The marachti surged forward for the second time—
Heidi began to turn—
The dagger rose. The marachti’s slitted eyes bulged with grim fervor—
I shoved in between them, swinging Decidian’s Spear up and overhead—just as the dagger sailed down.
The creature’s wrist slammed the spear’s long handle, coming down between where my hands held it, arms extended to full length.
Its face twisted in confusion. The dagger wobbled—
“Don’t you dare,” I snarled, and thrust up.
The move, and the marachti’s confusion—how had I blinked across here so fast?—left it off-guard. Stumbling backward, it let out a hiss. Its legs went sideways to catch itself, then it reared, righting again—
And fell short at the glinting tip of Decidian’s Spear pointed right to the thing’s gilled throat.
“Mira?” Heidi said. “Where’d you come from? You were … I thought you were at the organ.”
“What can I say?
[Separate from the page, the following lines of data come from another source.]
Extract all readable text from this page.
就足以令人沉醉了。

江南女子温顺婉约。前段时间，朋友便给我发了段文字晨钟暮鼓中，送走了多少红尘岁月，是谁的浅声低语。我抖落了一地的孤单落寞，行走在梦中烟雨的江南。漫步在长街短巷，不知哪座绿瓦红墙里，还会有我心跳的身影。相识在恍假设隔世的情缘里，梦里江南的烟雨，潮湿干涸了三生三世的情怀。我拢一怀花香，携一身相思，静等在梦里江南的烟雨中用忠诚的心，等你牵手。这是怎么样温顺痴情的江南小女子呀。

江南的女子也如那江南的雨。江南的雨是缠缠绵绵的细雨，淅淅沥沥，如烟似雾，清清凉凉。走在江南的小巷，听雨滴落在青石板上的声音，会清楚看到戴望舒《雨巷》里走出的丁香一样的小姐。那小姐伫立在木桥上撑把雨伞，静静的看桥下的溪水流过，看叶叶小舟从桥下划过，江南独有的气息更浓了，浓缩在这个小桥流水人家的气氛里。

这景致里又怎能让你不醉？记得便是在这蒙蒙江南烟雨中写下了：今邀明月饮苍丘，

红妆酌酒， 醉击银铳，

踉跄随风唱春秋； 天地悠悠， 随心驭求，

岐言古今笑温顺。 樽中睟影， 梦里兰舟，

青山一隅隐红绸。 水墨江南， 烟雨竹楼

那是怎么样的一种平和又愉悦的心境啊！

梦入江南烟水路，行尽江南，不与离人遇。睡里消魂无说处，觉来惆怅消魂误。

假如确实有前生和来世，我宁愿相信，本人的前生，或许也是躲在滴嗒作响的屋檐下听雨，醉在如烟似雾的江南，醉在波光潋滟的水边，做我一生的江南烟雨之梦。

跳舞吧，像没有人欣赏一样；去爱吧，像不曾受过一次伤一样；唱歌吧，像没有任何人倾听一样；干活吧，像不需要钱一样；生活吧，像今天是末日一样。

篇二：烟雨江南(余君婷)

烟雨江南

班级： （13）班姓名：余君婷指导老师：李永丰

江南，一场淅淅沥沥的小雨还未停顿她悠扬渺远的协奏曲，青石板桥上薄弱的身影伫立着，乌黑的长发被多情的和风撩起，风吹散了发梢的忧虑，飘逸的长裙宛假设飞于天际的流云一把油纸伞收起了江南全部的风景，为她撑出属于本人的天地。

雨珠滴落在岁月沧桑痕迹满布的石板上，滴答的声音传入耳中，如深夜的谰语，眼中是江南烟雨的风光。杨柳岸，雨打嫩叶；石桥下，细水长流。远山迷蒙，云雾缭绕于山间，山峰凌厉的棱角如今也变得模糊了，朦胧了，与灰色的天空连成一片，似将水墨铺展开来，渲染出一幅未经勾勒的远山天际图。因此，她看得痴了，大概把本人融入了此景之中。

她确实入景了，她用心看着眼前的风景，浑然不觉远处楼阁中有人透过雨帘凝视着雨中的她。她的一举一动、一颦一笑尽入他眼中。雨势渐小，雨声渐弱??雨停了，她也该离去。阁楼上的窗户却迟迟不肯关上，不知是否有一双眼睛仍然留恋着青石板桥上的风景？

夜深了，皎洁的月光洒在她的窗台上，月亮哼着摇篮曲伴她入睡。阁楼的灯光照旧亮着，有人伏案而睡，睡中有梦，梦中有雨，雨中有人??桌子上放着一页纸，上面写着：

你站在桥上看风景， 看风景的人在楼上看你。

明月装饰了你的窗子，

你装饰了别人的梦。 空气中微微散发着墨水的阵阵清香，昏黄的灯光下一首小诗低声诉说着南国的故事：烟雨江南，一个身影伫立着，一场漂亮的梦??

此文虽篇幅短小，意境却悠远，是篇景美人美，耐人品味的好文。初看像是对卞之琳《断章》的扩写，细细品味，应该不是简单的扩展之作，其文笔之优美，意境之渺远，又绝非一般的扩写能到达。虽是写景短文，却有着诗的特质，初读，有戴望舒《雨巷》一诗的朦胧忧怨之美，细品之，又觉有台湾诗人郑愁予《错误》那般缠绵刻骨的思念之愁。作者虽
They don’t call me Quick Legs Brand for nothing.”
Heidi’s confusion deepened, rolling across her face and lowering her brow. “Mira, no one calls you that.”
“Yeah, well, they should start.”
And then I choked. Because, just seconds ago, I’d seen Heidi die, right here. And somehow, this little orb, this thing we’d been searching for without having any clue what it did, had given me a do-over. It had rewound ten seconds, five straddling Heidi’s life and death in either direction. And now she was back. She was back, and she had no damned idea how close she’d come to having lost after fighting all this time.